Seminar - Glycoproteomics for the Study, Early Detection, and Treatment of Chronic Viral Diseases
Date: April 22, 2005
Time: 4:00 PM
Location: Bossone Research Enterprise Center, Room: 1st Flr. Auditorium
Timothy M. Block, Ph.D.
Director, Drexel Institute for Biotechnology and Virology Research (DIBVIR) and Professor of Microbiology and Immunology
Drexel University College of Medicine (CoM)
Hepatitis B and C are major public health problems. Glycoproteomics refers to the systems study of glycosylation and proteins. We have been studying the role of glycoyslation of viral and cell proteins in the morphogenesis of hepatitis B and C from infected cells, as well as to discover biomarkers to help in the detection of diseases these viruses cause. This presentation will report how these methods are used and of our discovery of two families of drugs and one new diagnostic marker currently in clinical trials for detection and treatment of viral hepatitis induced disease, in people.
Timothy M. Block, Ph.D. is Director, Drexel Institute for Biotechnology and Virology Research (DIBVIR) and Professor of Microbiology and Immunology, Drexel University College of Medicine. He is also President of The Hepatitis B Foundation of America and its Pennsylvania Commonwealth Institute for Hepatitis and Virus Research. Dr. Block has been performing translational research for more than 26 years with co-discoveries that include co-transformation technologies (1979), the patented microorganism based assays for medically important compounds, called MOBA (1985), Phage linked immunoabsorbant assays called PHALISA (1989), Oragene technology for treatment of hepatitis B (now in phase III clinical trials, in Israel). With Baruch Blumberg and Raymond Dwek, he discovered two new chemical families of antiviral agents, called the glucovirs and alkovirs, that have helped lead to an understanding of the role of glycan processing in protein trafficking (1991) and glycolipid mediated activation of innate host defense (1999). The alkovirs are now in phase II clinical trials for the treatment of hepatitis C, in the US. His recent work has focused upon glycoproteomic based methods for detection and treatment of liver and colorectal cancer.
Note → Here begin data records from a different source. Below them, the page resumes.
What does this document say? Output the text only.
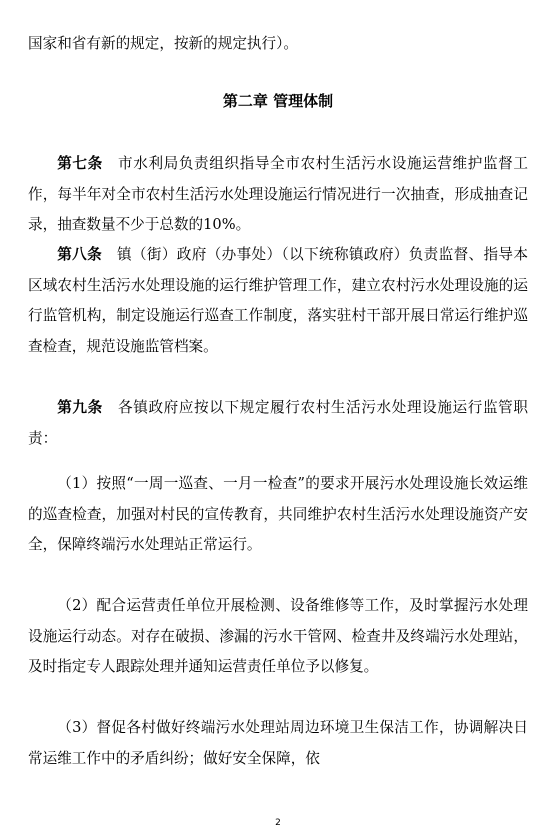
国家和省有新的规定，按新的规定执行）。
第二章 管理体制
第七条　 市水利局负责组织指导全市农村生活污水设施运营维护监督工作，每半年对全市农村生活污水处理设施运行情况进行一次抽查，形成抽查记录，抽查数量不少于总数的10%。
第八条　 镇（街）政府（办事处）（以下统称镇政府）负责监督、指导本区域农村生活污水处理设施的运行维护管理工作，建立农村污水处理设施的运行监管机构，制定设施运行巡查工作制度，落实驻村干部开展日常运行维护巡查检查，规范设施监管档案。
第九条　 各镇政府应按以下规定履行农村生活污水处理设施运行监管职责：
（1）按照“一周一巡查、一月一检查”的要求开展污水处理设施长效运维的巡查检查，加强对村民的宣传教育，共同维护农村生活污水处理设施资产安全，保障终端污水处理站正常运行。
（2）配合运营责任单位开展检测、设备维修等工作，及时掌握污水处理设施运行动态。对存在破损、渗漏的污水干管网、检查井及终端污水处理站，及时指定专人跟踪处理并通知运营责任单位予以修复。
（3）督促各村做好终端污水处理站周边环境卫生保洁工作，协调解决日常运维工作中的矛盾纠纷；做好安全保障，依
2
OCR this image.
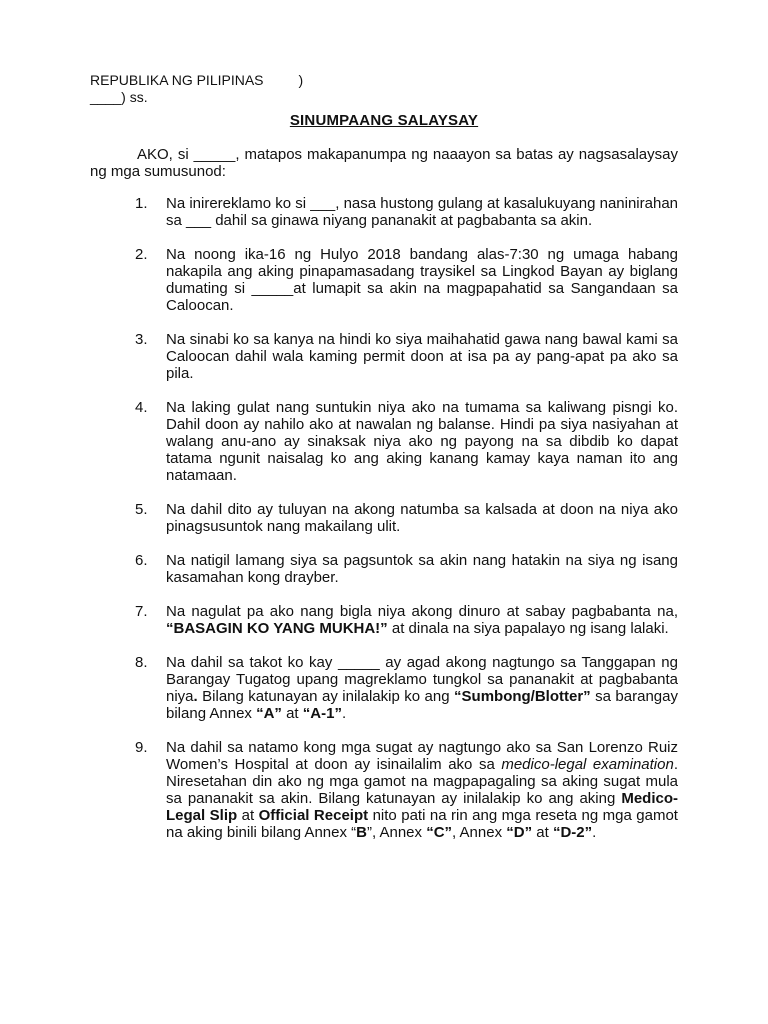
REPUBLIKA NG PILIPINAS         )
____) ss.
SINUMPAANG SALAYSAY
AKO, si _____, matapos makapanumpa ng naaayon sa batas ay nagsasalaysay ng mga sumusunod:
1. Na inirereklamo ko si ___, nasa hustong gulang at kasalukuyang naninirahan sa ___ dahil sa ginawa niyang pananakit at pagbabanta sa akin.
2. Na noong ika-16 ng Hulyo 2018 bandang alas-7:30 ng umaga habang nakapila ang aking pinapamasadang traysikel sa Lingkod Bayan ay biglang dumating si _____at lumapit sa akin na magpapahatid sa Sangandaan sa Caloocan.
3. Na sinabi ko sa kanya na hindi ko siya maihahatid gawa nang bawal kami sa Caloocan dahil wala kaming permit doon at isa pa ay pang-apat pa ako sa pila.
4. Na laking gulat nang suntukin niya ako na tumama sa kaliwang pisngi ko. Dahil doon ay nahilo ako at nawalan ng balanse. Hindi pa siya nasiyahan at walang anu-ano ay sinaksak niya ako ng payong na sa dibdib ko dapat tatama ngunit naisalag ko ang aking kanang kamay kaya naman ito ang natamaan.
5. Na dahil dito ay tuluyan na akong natumba sa kalsada at doon na niya ako pinagsusuntok nang makailang ulit.
6. Na natigil lamang siya sa pagsuntok sa akin nang hatakin na siya ng isang kasamahan kong drayber.
7. Na nagulat pa ako nang bigla niya akong dinuro at sabay pagbabanta na, “BASAGIN KO YANG MUKHA!” at dinala na siya papalayo ng isang lalaki.
8. Na dahil sa takot ko kay _____ ay agad akong nagtungo sa Tanggapan ng Barangay Tugatog upang magreklamo tungkol sa pananakit at pagbabanta niya. Bilang katunayan ay inilalakip ko ang “Sumbong/Blotter” sa barangay bilang Annex “A” at “A-1”.
9. Na dahil sa natamo kong mga sugat ay nagtungo ako sa San Lorenzo Ruiz Women’s Hospital at doon ay isinailalim ako sa medico-legal examination. Niresetahan din ako ng mga gamot na magpapagaling sa aking sugat mula sa pananakit sa akin. Bilang katunayan ay inilalakip ko ang aking Medico-Legal Slip at Official Receipt nito pati na rin ang mga reseta ng mga gamot na aking binili bilang Annex “B”, Annex “C”, Annex “D” at “D-2”.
The Biotechnology Center that Dr. Block directs (formerly called “The Jefferson Center”, now called “DIBVIR”) is responsible for creation of 6 new biotechnology companies in the past 5 years (3 or which were based all, or in part, on Dr. Block’s discoveries), and engagements with more than 30, in the region. DIBVIR is host, for example, to the Bucks County Regional Biotechnology Council. In 2005, DIBVIR will move in to a newly renovated 64,000 ft2 facility, purchased with funds from a grant from The Commonwealth of PA, and intended to nurture biotechnology development in Pennsylvania. In 2000, The Daily Intelligencer (the region’s leading newspaper) named Dr. Block as 1 of the 100 most important people of the 20th Century in Bucks County. He received a “Special Citation for Accomplishment” and was Scientist of the Year (1998), American Liver Foundation, is a member of The Bulgarian National Academy of Sciences (2002), The Romanian Institute of Biochemistry (2000) and most recently (2004) was one of 40 American delegates, led by Dr. Anthony Fauci (US NIH) participating in the 40th anniversary ceremony of US-Japan Medical Collaboration, in Kyoto, JA., which was presided over by Japan’s Crown Prince and Princess.
The Bossone Research Enterprise Center is located on Market Street, between 31st and 32nd Streets. The auditorium is on the first floor.